In his Introductory Lectures on Psychoanalysis (1917) which would prove to be one of his most popular works in translation, Sigmund Freud says, “I can promise you this: that by listening to [these lectures] you will not have learned how to set about a psycho-analytic investigation or how to carry a treatment through.” 500 pages later, it turns out that he has kept his promise, but not before warning his listeners that they should not attend a second lecture of his and that they should avoid studying psychoanalysis, lest they risk meeting with “distrust and hostility” from members of the scholarly, medical, and scientific communities. At the risk of playing armchair psychologist, the man may have had a persecution complex.
If such a complex exists for Freud, it seems to be founded on the initial reception of his most important work, The Interpretation of Dreams (1900), which was first published 118 years ago today. The book, which remains a seminal text for a number of disciplines, introduced Freud’s theory of the unconscious, and outlined the theory that dreams (like daydreams) are essentially wish-fulfillment, complicated only by the fact that the brain wishes to censor desires that it finds unsavory. The result of this censorship is a gap which must be bridged between the manifest content (that which the dreamer consciously perceives while dreaming) and the latent content (the hidden desires being obscured by the contradictory or seemingly-inscrutable elements of the manifest content). While our understanding of dreams has become more complex since then, moving beyond claims of Freud’s that many would describe as unfalsifiable (and therefore unscientific), Freud’s text and his method of interpretation would reshape the Western idea of the self more dramatically than anyone since Nietzsche and Charles Darwin.
To hear Freud tell it, one would think that distrust and hostility were the defining characteristics of the initial reception of The Interpretation of Dreams, but that’s not really the case. The scientific minds of the era were not so much outraged as indifferent. To wit, Freud’s initial print publication of 600 copies didn’t sell out until 1908, about eight years after it had been released. The contemporary journals could hardly be bothered to cover it, and Freud was less likely to complain about bad reviews than about having virtually no reviews at all.
Of course, the book would begin to gain its devotees, many of whom, like Otto Rank and Carl Jung, would become extremely important figures in the emerging field (in that way Freud was a little like The Velvet Underground, of whom it’s said their first album sold only a few thousand copies, yet “everyone who bought one of those 30,000 copies started a band.” ). Around the time of Freud’s first lectures in America, he began to see the recognition and sales figures befitting a thinker of his importance, and the book would see a number of revised editions printed in his lifetime. But as far as the initial response in concerned, it was mostly crickets.
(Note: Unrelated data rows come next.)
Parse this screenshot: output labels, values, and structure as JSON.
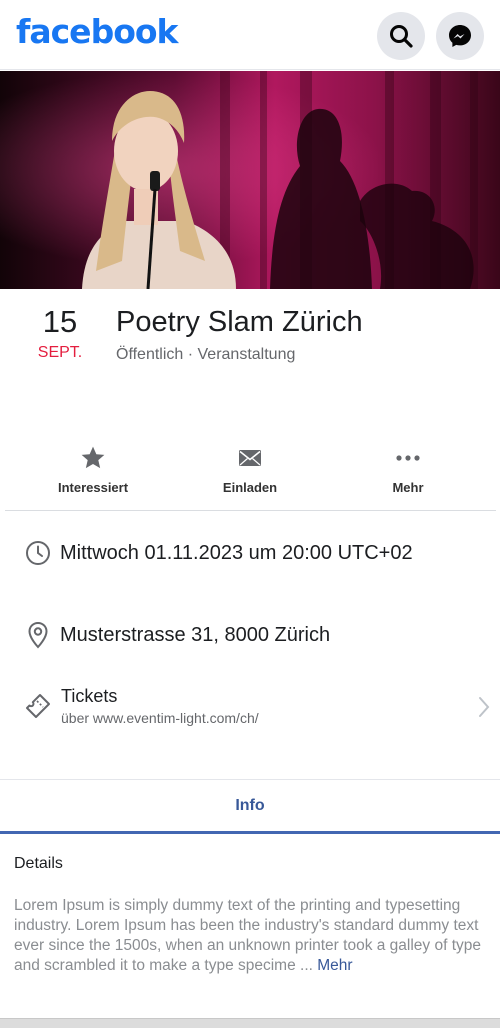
{
  "header": {
    "logo_text": "facebook",
    "brand_color": "#1877f2",
    "icons": [
      "search-icon",
      "messenger-icon"
    ]
  },
  "cover": {
    "icon": "cover-photo",
    "accent_color": "#b0185e"
  },
  "event": {
    "day": "15",
    "month": "SEPT.",
    "month_color": "#e41e3f",
    "title": "Poetry Slam Zürich",
    "subtitle": "Öffentlich · Veranstaltung"
  },
  "actions": [
    {
      "label": "Interessiert",
      "icon": "star-icon"
    },
    {
      "label": "Einladen",
      "icon": "envelope-icon"
    },
    {
      "label": "Mehr",
      "icon": "more-dots-icon"
    }
  ],
  "info": {
    "datetime": "Mittwoch 01.11.2023 um 20:00 UTC+02",
    "datetime_icon": "clock-icon",
    "address": "Musterstrasse 31, 8000 Zürich",
    "address_icon": "location-pin-icon"
  },
  "tickets": {
    "title": "Tickets",
    "subtitle": "über www.eventim-light.com/ch/",
    "icon": "ticket-icon"
  },
  "tabs": {
    "active_label": "Info",
    "active_color": "#385898"
  },
  "details": {
    "title": "Details",
    "text": "Lorem Ipsum is simply dummy text of the printing and typesetting industry. Lorem Ipsum has been the industry's standard dummy text ever since the 1500s, when an unknown printer took a galley of type and scrambled it to make a type specime ...",
    "more_label": "Mehr"
  }
}
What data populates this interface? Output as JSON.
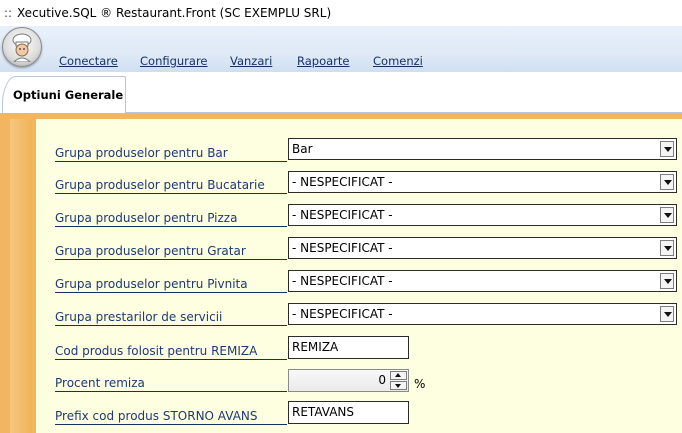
{
  "window": {
    "grip": "::",
    "title": "Xecutive.SQL  ®  Restaurant.Front (SC EXEMPLU SRL)"
  },
  "menu": {
    "items": [
      {
        "label": "Conectare"
      },
      {
        "label": "Configurare"
      },
      {
        "label": "Vanzari"
      },
      {
        "label": "Rapoarte"
      },
      {
        "label": "Comenzi"
      }
    ]
  },
  "tabs": [
    {
      "label": "Optiuni Generale",
      "active": true
    }
  ],
  "form": {
    "bar": {
      "label": "Grupa produselor pentru Bar",
      "value": "Bar"
    },
    "bucatarie": {
      "label": "Grupa produselor pentru Bucatarie",
      "value": "- NESPECIFICAT -"
    },
    "pizza": {
      "label": "Grupa produselor pentru Pizza",
      "value": "- NESPECIFICAT -"
    },
    "gratar": {
      "label": "Grupa produselor pentru Gratar",
      "value": "- NESPECIFICAT -"
    },
    "pivnita": {
      "label": "Grupa produselor pentru Pivnita",
      "value": "- NESPECIFICAT -"
    },
    "servicii": {
      "label": "Grupa prestarilor de servicii",
      "value": "- NESPECIFICAT -"
    },
    "remiza_cod": {
      "label": "Cod produs folosit pentru REMIZA",
      "value": "REMIZA"
    },
    "procent": {
      "label": "Procent remiza",
      "value": "0",
      "unit": "%"
    },
    "storno": {
      "label": "Prefix cod produs STORNO AVANS",
      "value": "RETAVANS"
    }
  },
  "colors": {
    "accent_frame": "#f2b661",
    "content_bg": "#fefee0",
    "label_text": "#1c3a74"
  },
  "icons": {
    "app_orb": "chef-icon",
    "combo_arrow": "chevron-down-icon"
  }
}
Interestingly, the radio silence upon the publication may have had less to do with the contents of the book than the public’s perception of Freud himself. While the ideas were undoubtedly radical (and certainly faced opposition in his lifetime), the real problem may have been that the ideas were being posited by a Jewish atheist. Austria, Freud’s country of origin, had at that time a culture of rampant anti-Semitism, and some have suggested that its predominantly Catholic population was loath to engage with Freud purely on the basis of his religion.
Once Freud came to America, that problem abated significantly. In fact, though many Catholics were opposed to his ideas, many of his most important supporters came from America’s various religious communities. While they would have decried his atheism, there were many who saw Freud less as a scientist and more as a faith healer. Because the psychoanalytic method remained obscure and somewhat primitive, it took on an appearance similar to the laying on of hands. Dreams, after all, had considerable theological significance as well. Perhaps such a reception was fitting for someone whose lectures on psychoanalysis did not, in fact, teach one how to do psychoanalysis.